The school’s astronaut training club has just received and planted seeds that have been with Tim Peake, Britain’s astronaut on the International Space Station. The seeds of the salad leaf rocket have been in space for six months and were returned to Earth in March by the former commander of the space station, Scott Kelly an American astronaut. They are part of a large scale experiment being run by the Royal Horticultural Society and the UK Space Agency.

The seeds have been carefully sorted and put into packets which were delivered to selected schools and societies that have signed up for the experiment. Each group has received a packet containing 100 seeds that have been on the space station and another packet containing seeds that have remained on Earth. We do not know which packet is which. The aim is to germinate the two types of seeds and grow the plant to see if there are any differences in the seeds. This will help us learn more about the effects of weightlessness and radiation on seeds in order to develop plant varieties that can be grown on long space missions.

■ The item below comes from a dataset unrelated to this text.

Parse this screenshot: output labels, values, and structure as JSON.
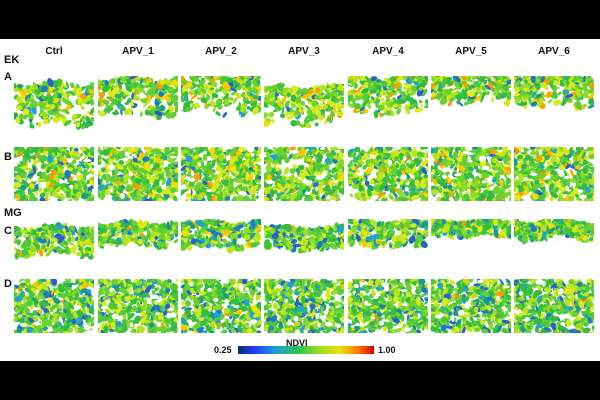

The results from all the different groups will be put into a data base and it will give scientists valuable information, according to Dr Libby Jackson of the UK Space Agency. She has said “Should we ever want to send astronauts back to the Moon or on to Mars they will need fresh food. At the moment astronaut food is freeze dried and not very exciting. We would like to have astronauts growing their own food. It would be healthier, psychologically better for them and it would mean that they would not need to take so much with them”.

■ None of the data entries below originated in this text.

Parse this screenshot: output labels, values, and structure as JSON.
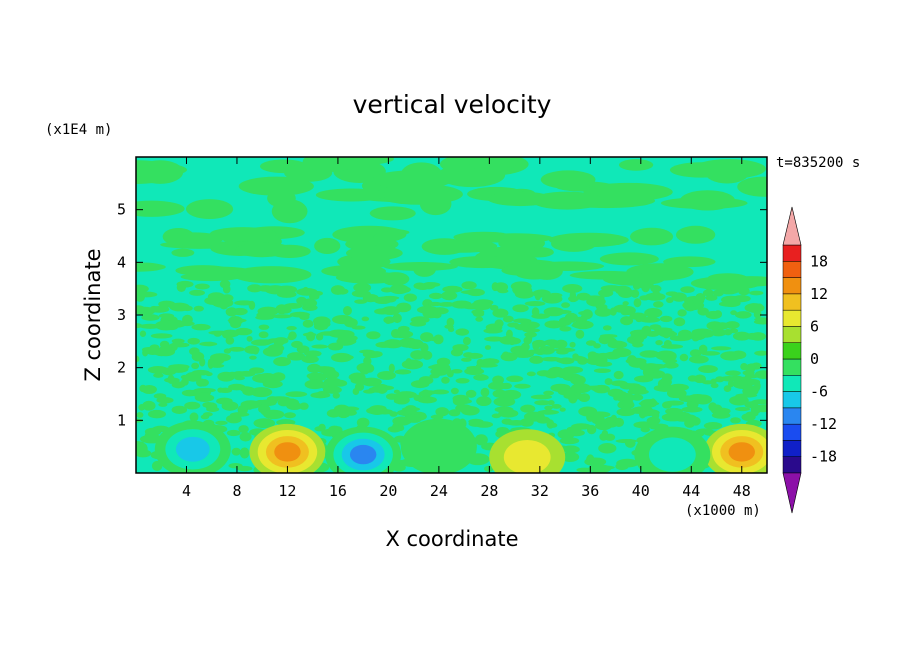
{
  "chart_data": {
    "type": "heatmap",
    "title": "vertical velocity",
    "xlabel": "X coordinate",
    "ylabel": "Z coordinate",
    "x_unit": "(x1000 m)",
    "y_unit": "(x1E4 m)",
    "time_label": "t=835200 s",
    "xlim": [
      0,
      50
    ],
    "ylim": [
      0,
      6
    ],
    "x_ticks": [
      4,
      8,
      12,
      16,
      20,
      24,
      28,
      32,
      36,
      40,
      44,
      48
    ],
    "y_ticks": [
      1,
      2,
      3,
      4,
      5
    ],
    "colorbar": {
      "levels": [
        -21,
        -18,
        -15,
        -12,
        -9,
        -6,
        -3,
        0,
        3,
        6,
        9,
        12,
        15,
        18,
        21
      ],
      "tick_labels": [
        "18",
        "12",
        "6",
        "0",
        "-6",
        "-12",
        "-18"
      ],
      "tick_values": [
        18,
        12,
        6,
        0,
        -6,
        -12,
        -18
      ],
      "colors": [
        "#6c0aa0",
        "#2a0a8c",
        "#1020c8",
        "#1a4cf0",
        "#2a86f0",
        "#18c8e8",
        "#10e8b8",
        "#34e060",
        "#3ad21c",
        "#a8e030",
        "#e8e830",
        "#f0c020",
        "#f09010",
        "#f06010",
        "#e82020",
        "#f4a8a8"
      ],
      "under_color": "#8c10a8",
      "over_color": "#f4a8a8"
    },
    "features": [
      {
        "x": 12,
        "z": 0.4,
        "w": 14
      },
      {
        "x": 48,
        "z": 0.4,
        "w": 12
      },
      {
        "x": 31,
        "z": 0.3,
        "w": 6
      },
      {
        "x": 4.5,
        "z": 0.45,
        "w": -10
      },
      {
        "x": 18,
        "z": 0.35,
        "w": -12
      },
      {
        "x": 42.5,
        "z": 0.35,
        "w": -8
      },
      {
        "x": 24,
        "z": 0.5,
        "w": -5
      }
    ]
  }
}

Dr Ketchion says that the astronaut trainees have been very keen and buzzing about the entire process. Trainees have already begun to come up with imaginative theories about how the seeds might be affected by being in space such as the plants may not be as nutritious because of the radiation in space. Results should be obtained in five weeks’ time. Whatever we find out it has given everyone a great feeling of taking part in a really important scientific project as well as learning about the process of conducting a scientific investigation. One day one of the trainees may even follow in Tim Peake’s footsteps.